Daher obliegt es der Beklagten zu präzisieren, was sie unter einer wesentlichen
und was sie unter einer unwesentlichen Vertragsverletzung versteht.
3. Soweit der Kläger darüber hinaus rügt, die angegriffene Klausel ändere die
Darlegungs- und Beweislast ab, weil es nach der Vorschrift des § 280 BGB es
Sache des Schädigers sei, sich zu entlasten, während nach der von der Beklagten
verwendeten Klausel die Beweislast auf Seiten des Geschädigten liegen solle (Bl.
147 d. A.), kann der genannten Klausel eine Umkehr der Beweislast nicht
entnommen werden. Die Klausel regelt die Voraussetzung der Haftung. Eine Umkehr
der Beweislast kann schon dem Wortlaut der Klausel nicht entnommen werden. Daran
ändert auch die Tatsache nichts, dass diese Klausel auf die doppelte Negation
des § 280 BGB verzichtet, aus welcher sich die Beweislastverteilung ergibt (vgl.
dazu Palandt/Heinrichs, BGB, 66. Aufl. 2007, § 280 Rn. 34 m. w. N.).
4. Der Zahlungsanspruch des Klägers beruht auf § 12 Abs. 1 UWG. Nach § 12 Abs. 1
S. 1 UWG sollen die zur Geltendmachung eines Unterlassungsanspruchs Berechtigten
den Schuldner vor der Einleitung eines gerichtlichen Verfahrens abmahnen und ihm
Gelegenheit geben, den Streit durch Abgabe einer mit einer angemessenen
Vertragsstrafe bewehrten Unterlassungsverpflichtung beizulegen.
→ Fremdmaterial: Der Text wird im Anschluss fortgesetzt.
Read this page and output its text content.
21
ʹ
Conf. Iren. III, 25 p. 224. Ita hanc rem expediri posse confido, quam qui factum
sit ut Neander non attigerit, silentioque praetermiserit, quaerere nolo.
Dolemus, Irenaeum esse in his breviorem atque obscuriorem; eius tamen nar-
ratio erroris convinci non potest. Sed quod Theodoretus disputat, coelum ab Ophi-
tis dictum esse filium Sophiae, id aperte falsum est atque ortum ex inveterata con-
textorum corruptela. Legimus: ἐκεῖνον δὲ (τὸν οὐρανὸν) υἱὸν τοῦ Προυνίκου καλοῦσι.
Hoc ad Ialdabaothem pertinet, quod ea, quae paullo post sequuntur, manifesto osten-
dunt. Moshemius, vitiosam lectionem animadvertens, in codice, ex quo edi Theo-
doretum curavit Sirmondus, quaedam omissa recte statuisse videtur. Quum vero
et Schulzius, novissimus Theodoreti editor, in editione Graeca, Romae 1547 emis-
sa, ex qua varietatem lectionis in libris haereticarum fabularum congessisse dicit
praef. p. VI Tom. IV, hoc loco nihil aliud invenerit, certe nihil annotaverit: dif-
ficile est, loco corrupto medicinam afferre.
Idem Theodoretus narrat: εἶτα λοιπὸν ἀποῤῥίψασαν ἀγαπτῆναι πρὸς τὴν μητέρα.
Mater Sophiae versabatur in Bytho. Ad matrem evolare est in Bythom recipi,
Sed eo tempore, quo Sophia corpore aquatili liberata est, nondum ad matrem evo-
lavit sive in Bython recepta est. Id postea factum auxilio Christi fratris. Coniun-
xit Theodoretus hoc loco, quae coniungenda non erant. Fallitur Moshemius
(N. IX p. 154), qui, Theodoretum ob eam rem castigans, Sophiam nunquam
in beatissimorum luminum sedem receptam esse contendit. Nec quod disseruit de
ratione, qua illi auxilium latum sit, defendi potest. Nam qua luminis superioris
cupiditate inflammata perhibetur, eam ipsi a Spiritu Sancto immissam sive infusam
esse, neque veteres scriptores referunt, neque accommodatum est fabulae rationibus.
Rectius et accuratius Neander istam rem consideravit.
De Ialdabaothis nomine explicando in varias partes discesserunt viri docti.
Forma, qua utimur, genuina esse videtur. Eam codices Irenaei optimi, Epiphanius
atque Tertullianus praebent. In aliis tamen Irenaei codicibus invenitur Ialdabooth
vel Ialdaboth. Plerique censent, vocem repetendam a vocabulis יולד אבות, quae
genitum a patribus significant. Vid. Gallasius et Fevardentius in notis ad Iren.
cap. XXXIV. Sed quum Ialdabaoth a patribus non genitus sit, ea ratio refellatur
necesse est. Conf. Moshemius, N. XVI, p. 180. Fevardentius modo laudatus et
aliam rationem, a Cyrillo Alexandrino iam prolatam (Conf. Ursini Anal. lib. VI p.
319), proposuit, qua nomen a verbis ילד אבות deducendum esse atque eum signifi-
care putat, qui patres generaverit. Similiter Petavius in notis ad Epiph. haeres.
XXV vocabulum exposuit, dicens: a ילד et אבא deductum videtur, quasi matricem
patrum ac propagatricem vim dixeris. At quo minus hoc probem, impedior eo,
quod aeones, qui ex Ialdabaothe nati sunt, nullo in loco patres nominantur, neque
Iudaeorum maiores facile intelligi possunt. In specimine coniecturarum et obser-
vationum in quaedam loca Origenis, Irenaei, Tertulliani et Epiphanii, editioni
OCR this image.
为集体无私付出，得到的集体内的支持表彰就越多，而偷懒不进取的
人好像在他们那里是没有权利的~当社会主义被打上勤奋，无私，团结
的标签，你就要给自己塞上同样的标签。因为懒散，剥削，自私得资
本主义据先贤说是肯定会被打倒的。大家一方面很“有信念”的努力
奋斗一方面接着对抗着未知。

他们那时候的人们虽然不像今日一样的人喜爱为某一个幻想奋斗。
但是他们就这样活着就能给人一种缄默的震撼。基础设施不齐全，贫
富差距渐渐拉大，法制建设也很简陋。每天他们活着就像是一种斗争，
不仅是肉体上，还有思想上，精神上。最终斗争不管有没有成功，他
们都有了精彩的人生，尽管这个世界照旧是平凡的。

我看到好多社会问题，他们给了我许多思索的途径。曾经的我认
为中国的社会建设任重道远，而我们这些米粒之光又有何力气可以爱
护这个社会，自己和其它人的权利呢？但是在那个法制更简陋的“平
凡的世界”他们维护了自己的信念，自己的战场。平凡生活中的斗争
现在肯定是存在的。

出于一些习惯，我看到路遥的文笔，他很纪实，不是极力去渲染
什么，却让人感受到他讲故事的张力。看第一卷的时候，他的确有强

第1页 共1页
Dies hat der
Kläger hier getan (K 3. Bl. 15 d. A.). Soweit die Abmahnung berechtigt ist, kann
der zur Abmahnung Berechtigte Ersatz der erforderlichen Aufwendungen verlangen,
§ 12 Abs. 1 S. 2 UWG. Die Abmahnung war nach dem Vorstehenden berechtigt. Der
geltend gemachte Anspruch ist angesichts des Abmahnschreibens (K 3. Bl. 15 d.
A.) auch der Höhe nach nicht zu beanstanden. Zu Recht weist der Kläger zudem
darauf hin, dass die Beklagte seinen Darlegungen hinsichtlich der Höhe der
Aufwendungen erstinstanzlich nicht entgegengetreten ist (vgl. Schriftsatz der
Beklagten vom 10. Dezember 2007. Bl. 39 d. A. sowie Schriftsatz der Beklagten
vom 13. Februar 2008. Bl. 96 d. A.).
Die Kostenentscheidung beruht auf §§ 91 Abs. 1, 516 Abs. 3 S. 1 ZPO.
Die Entscheidung über die vorläufige Vollstreckbarkeit folgt aus § 708 Nr. 10, §
713 ZPO.
Die Revision war nicht zuzulassen, da die Voraussetzungen des § 543 Abs. 2 ZPO
nicht vorliegen. Der Rechtsstreit hat weder grundsätzliche Bedeutung noch
erfordert die Fortbildung des Rechts oder die Sicherung einer einheitlichen
Rechtsprechung eine Entscheidung des Revisionsgerichts. Die Parteien haben
insoweit auch keine Anhaltspunkte, die zu einer anderen Entscheidung Anlass
geben könnten, aufgezeigt. Soweit die Beklagte die Zulassung der Revision zur
Sicherung einer einheitlichen Rechtsprechung für erforderlich hält, hat der
Bundesgerichtshof in der vom Senat zitierten Entscheidung (BGH NJWRR 2005, 1496
- 1506) bereits Anforderungen an die Präzisierung der von der Beklagten
verwendeten Formulierung aufgestellt.